Stereological theory reveals LLM benchmark blind spots 100× larger than score gaps
A new arXiv preprint proves that structural uncertainty in LLM benchmarks dwarfs statistical noise, with simulated ranking swaps affecting 92% of trials across three major leaderboards.

A stereological theory of benchmark coverage posted to arXiv this week quantifies a fundamental blind spot in how LLM leaderboards rank models. The paper proves that for any evaluation suite, the hidden distance between two capability profiles producing identical scores grows exponentially with benchmark dimensionality—and empirically, that invisible gap is orders of magnitude larger than the score differences separating top-ranked models.
Analyzing Open LLM v2, a 12-benchmark extended suite, and LiveBench, researchers found effective dimensionality between 2.86 and 4.80 on competitive frontiers. The structural blind spot exceeded the first- vs. second-place score gap by two orders of magnitude and dominated statistical noise by 52–127×. Under six different hidden-capability priors, random visible/held-out splits swapped the top-ranked model in 92% of trials, with an average of 2.83 of the top 5 models changing position.
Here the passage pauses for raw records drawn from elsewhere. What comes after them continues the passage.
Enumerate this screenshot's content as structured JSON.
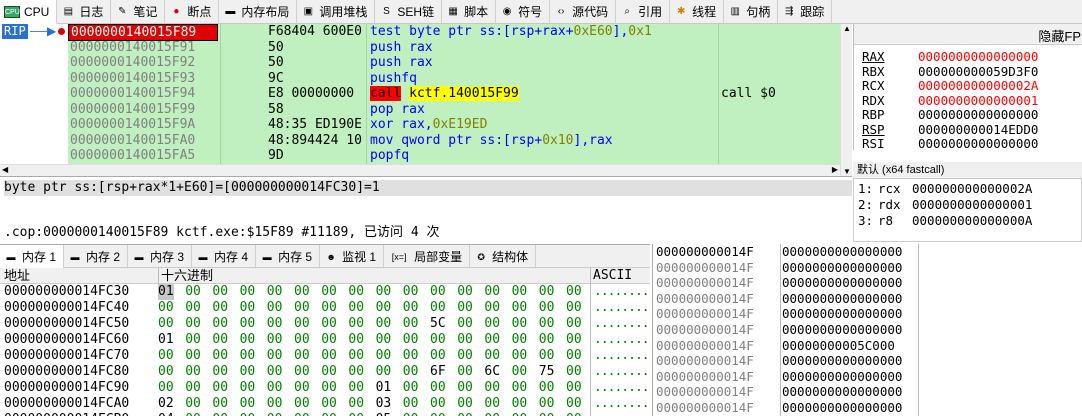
{
  "tabs": [
    {
      "label": "CPU",
      "icon": "cpu-icon"
    },
    {
      "label": "日志",
      "icon": "log-icon"
    },
    {
      "label": "笔记",
      "icon": "notes-icon"
    },
    {
      "label": "断点",
      "icon": "breakpoint-icon"
    },
    {
      "label": "内存布局",
      "icon": "memory-map-icon"
    },
    {
      "label": "调用堆栈",
      "icon": "call-stack-icon"
    },
    {
      "label": "SEH链",
      "icon": "seh-icon"
    },
    {
      "label": "脚本",
      "icon": "script-icon"
    },
    {
      "label": "符号",
      "icon": "symbols-icon"
    },
    {
      "label": "源代码",
      "icon": "source-icon"
    },
    {
      "label": "引用",
      "icon": "references-icon"
    },
    {
      "label": "线程",
      "icon": "threads-icon"
    },
    {
      "label": "句柄",
      "icon": "handles-icon"
    },
    {
      "label": "跟踪",
      "icon": "trace-icon"
    }
  ],
  "disasm": {
    "rip_label": "RIP",
    "rows": [
      {
        "addr": "0000000140015F89",
        "bytes": "F68404 600E0",
        "instr": "test byte ptr ss:[rsp+rax+0xE60],0x1",
        "comment": "",
        "current": true
      },
      {
        "addr": "0000000140015F91",
        "bytes": "50",
        "instr": "push rax",
        "comment": ""
      },
      {
        "addr": "0000000140015F92",
        "bytes": "50",
        "instr": "push rax",
        "comment": ""
      },
      {
        "addr": "0000000140015F93",
        "bytes": "9C",
        "instr": "pushfq",
        "comment": ""
      },
      {
        "addr": "0000000140015F94",
        "bytes": "E8 00000000",
        "instr": "call kctf.140015F99",
        "comment": "call $0",
        "call": true
      },
      {
        "addr": "0000000140015F99",
        "bytes": "58",
        "instr": "pop rax",
        "comment": ""
      },
      {
        "addr": "0000000140015F9A",
        "bytes": "48:35 ED190E",
        "instr": "xor rax,0xE19ED",
        "comment": ""
      },
      {
        "addr": "0000000140015FA0",
        "bytes": "48:894424 10",
        "instr": "mov qword ptr ss:[rsp+0x10],rax",
        "comment": ""
      },
      {
        "addr": "0000000140015FA5",
        "bytes": "9D",
        "instr": "popfq",
        "comment": ""
      }
    ]
  },
  "registers": {
    "header": "隐藏FP",
    "rows": [
      {
        "name": "RAX",
        "value": "0000000000000000",
        "changed": true
      },
      {
        "name": "RBX",
        "value": "000000000059D3F0",
        "changed": false
      },
      {
        "name": "RCX",
        "value": "000000000000002A",
        "changed": true
      },
      {
        "name": "RDX",
        "value": "0000000000000001",
        "changed": true
      },
      {
        "name": "RBP",
        "value": "0000000000000000",
        "changed": false
      },
      {
        "name": "RSP",
        "value": "000000000014EDD0",
        "changed": false
      },
      {
        "name": "RSI",
        "value": "0000000000000000",
        "changed": false
      }
    ]
  },
  "callconv": "默认 (x64 fastcall)",
  "args": [
    {
      "idx": "1:",
      "reg": "rcx",
      "value": "000000000000002A"
    },
    {
      "idx": "2:",
      "reg": "rdx",
      "value": "0000000000000001"
    },
    {
      "idx": "3:",
      "reg": "r8",
      "value": "000000000000000A"
    }
  ],
  "info": {
    "line1": "byte ptr ss:[rsp+rax*1+E60]=[000000000014FC30]=1",
    "line2": ".cop:0000000140015F89 kctf.exe:$15F89 #11189, 已访问 4 次"
  },
  "memtabs": [
    {
      "label": "内存 1",
      "icon": "memory-icon"
    },
    {
      "label": "内存 2",
      "icon": "memory-icon"
    },
    {
      "label": "内存 3",
      "icon": "memory-icon"
    },
    {
      "label": "内存 4",
      "icon": "memory-icon"
    },
    {
      "label": "内存 5",
      "icon": "memory-icon"
    },
    {
      "label": "监视 1",
      "icon": "watch-icon"
    },
    {
      "label": "局部变量",
      "icon": "locals-icon"
    },
    {
      "label": "结构体",
      "icon": "struct-icon"
    }
  ],
  "dump": {
    "col_addr": "地址",
    "col_hex": "十六进制",
    "col_ascii": "ASCII",
    "rows": [
      {
        "addr": "000000000014FC30",
        "hex": [
          "01",
          "00",
          "00",
          "00",
          "00",
          "00",
          "00",
          "00",
          "00",
          "00",
          "00",
          "00",
          "00",
          "00",
          "00",
          "00"
        ],
        "ascii": "........"
      },
      {
        "addr": "000000000014FC40",
        "hex": [
          "00",
          "00",
          "00",
          "00",
          "00",
          "00",
          "00",
          "00",
          "00",
          "00",
          "00",
          "00",
          "00",
          "00",
          "00",
          "00"
        ],
        "ascii": "........"
      },
      {
        "addr": "000000000014FC50",
        "hex": [
          "00",
          "00",
          "00",
          "00",
          "00",
          "00",
          "00",
          "00",
          "00",
          "00",
          "5C",
          "00",
          "00",
          "00",
          "00",
          "00"
        ],
        "ascii": "........"
      },
      {
        "addr": "000000000014FC60",
        "hex": [
          "01",
          "00",
          "00",
          "00",
          "00",
          "00",
          "00",
          "00",
          "00",
          "00",
          "00",
          "00",
          "00",
          "00",
          "00",
          "00"
        ],
        "ascii": "........"
      },
      {
        "addr": "000000000014FC70",
        "hex": [
          "00",
          "00",
          "00",
          "00",
          "00",
          "00",
          "00",
          "00",
          "00",
          "00",
          "00",
          "00",
          "00",
          "00",
          "00",
          "00"
        ],
        "ascii": "........"
      },
      {
        "addr": "000000000014FC80",
        "hex": [
          "00",
          "00",
          "00",
          "00",
          "00",
          "00",
          "00",
          "00",
          "00",
          "00",
          "6F",
          "00",
          "6C",
          "00",
          "75",
          "00"
        ],
        "ascii": "........"
      },
      {
        "addr": "000000000014FC90",
        "hex": [
          "00",
          "00",
          "00",
          "00",
          "00",
          "00",
          "00",
          "00",
          "01",
          "00",
          "00",
          "00",
          "00",
          "00",
          "00",
          "00"
        ],
        "ascii": "........"
      },
      {
        "addr": "000000000014FCA0",
        "hex": [
          "02",
          "00",
          "00",
          "00",
          "00",
          "00",
          "00",
          "00",
          "03",
          "00",
          "00",
          "00",
          "00",
          "00",
          "00",
          "00"
        ],
        "ascii": "........"
      },
      {
        "addr": "000000000014FCB0",
        "hex": [
          "04",
          "00",
          "00",
          "00",
          "00",
          "00",
          "00",
          "00",
          "05",
          "00",
          "00",
          "00",
          "00",
          "00",
          "00",
          "00"
        ],
        "ascii": "........"
      }
    ]
  },
  "stack": {
    "rows": [
      {
        "addr": "000000000014F",
        "value": "0000000000000000",
        "top": true
      },
      {
        "addr": "000000000014F",
        "value": "0000000000000000"
      },
      {
        "addr": "000000000014F",
        "value": "0000000000000000"
      },
      {
        "addr": "000000000014F",
        "value": "0000000000000000"
      },
      {
        "addr": "000000000014F",
        "value": "0000000000000000"
      },
      {
        "addr": "000000000014F",
        "value": "0000000000000000"
      },
      {
        "addr": "000000000014F",
        "value": "00000000005C000"
      },
      {
        "addr": "000000000014F",
        "value": "0000000000000000"
      },
      {
        "addr": "000000000014F",
        "value": "0000000000000000"
      },
      {
        "addr": "000000000014F",
        "value": "0000000000000000"
      },
      {
        "addr": "000000000014F",
        "value": "0000000000000000"
      }
    ]
  },
  "colors": {
    "addr_gray": "#808080",
    "changed_red": "#ff0000",
    "mnemonic_blue": "#0000ff",
    "hex_green": "#008000",
    "highlight_yellow": "#ffff00",
    "call_red": "#ff0000",
    "disasm_bg": "#c0f0c0",
    "current_bg": "#e00000"
  }
}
This means that even with identical published scores, two models could have radically different true capabilities—and a different held-out test set would likely rank them differently.
A greedy algorithm identified a stable core of four benchmarks retaining predictive power across quarters with 93–97% retention; seven of twelve suffice for 90% coverage. Counterfactual validation confirmed that the eigenstructure predicts which evaluations are irreplaceable (ρ = −0.69, p = 0.013) and which external evaluations add new information (ρ = +0.38). The paper also resolves a 31-year-old open problem in optimal recovery theory, establishing the minimax rate for support functions in general dimension.